Dear friend, I already installed rockstor stable edition, as I am newbie on linux, I don’t know how to enable gui at opensuse and need some advices to attach the second drive that has the old rockstor partition and the data. Can you have any suggestion?

Ok, let me know if I understand you correctly:

  • you installed Rockstor stable edition on a VM and you can access the Rockstor WebUI using a browser?
  • the physical drive with the old rockstor is connected (i.e. plugged into a SATA port) to the system where you are hosting the VM?
  • the VM “knows” about the attached drive (in the VM settings, depending on which virtualization software you are using)?
  • the Rockstor WebUI does not display that attached old Rockstor drive, after you rebooted the VM and logged back into the Rockstor WebUI?

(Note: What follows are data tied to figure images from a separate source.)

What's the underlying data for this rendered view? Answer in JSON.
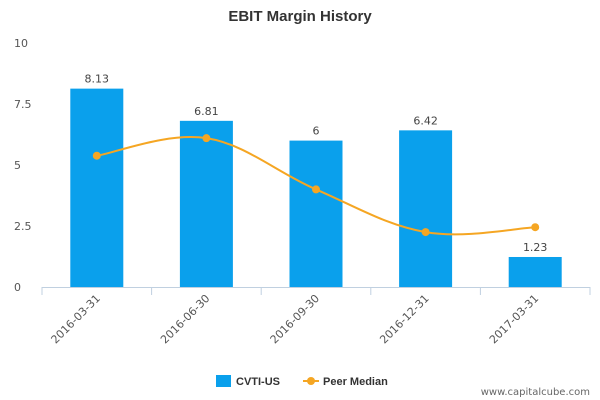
{
  "chart_data": {
    "type": "bar",
    "title": "EBIT Margin History",
    "categories": [
      "2016-03-31",
      "2016-06-30",
      "2016-09-30",
      "2016-12-31",
      "2017-03-31"
    ],
    "series": [
      {
        "name": "CVTI-US",
        "kind": "bar",
        "values": [
          8.13,
          6.81,
          6,
          6.42,
          1.23
        ],
        "color": "#0aa0ec",
        "data_labels": [
          "8.13",
          "6.81",
          "6",
          "6.42",
          "1.23"
        ]
      },
      {
        "name": "Peer Median",
        "kind": "line",
        "values": [
          5.38,
          6.1,
          4.0,
          2.25,
          2.45
        ],
        "color": "#f5a623"
      }
    ],
    "ylim": [
      0,
      10
    ],
    "yticks": [
      "0",
      "2.5",
      "5",
      "7.5",
      "10"
    ],
    "xlabel": "",
    "ylabel": "",
    "grid": false,
    "legend": "bottom-center"
  },
  "watermark": "www.capitalcube.com"
}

Or is the setup now different?

Well, customer, bought a new hard driver this morning, so I used that new drive to install rockstor

Well I already got into the rockstor new installation and I see the sdb4 (Old drive) that if were connected, how can I check if data is ok?

1 Like

That’s good news, if you can see sdb4, in the Rockstor WebUI you should be able to import the data pool that’s sitting on that device:

look at this section of the documentation:

Once that is complete, it should also show the available shares that were created (maybe it’s only one, may be it’s multiple) in the Shares section of the Rockstor WebUI.

Now you can create a SMB export (using the WebUI once again), and connect to it from, say, a Windows machine:

You should then be able to pull off the data from there

Finally, as usual (and that doesn’t go for a Rockstor setup exclusively, but should be part of any setup with a NAS) see whether you can set up a backup solution for your customer to ensure critical data is not lost through hardware or other failures.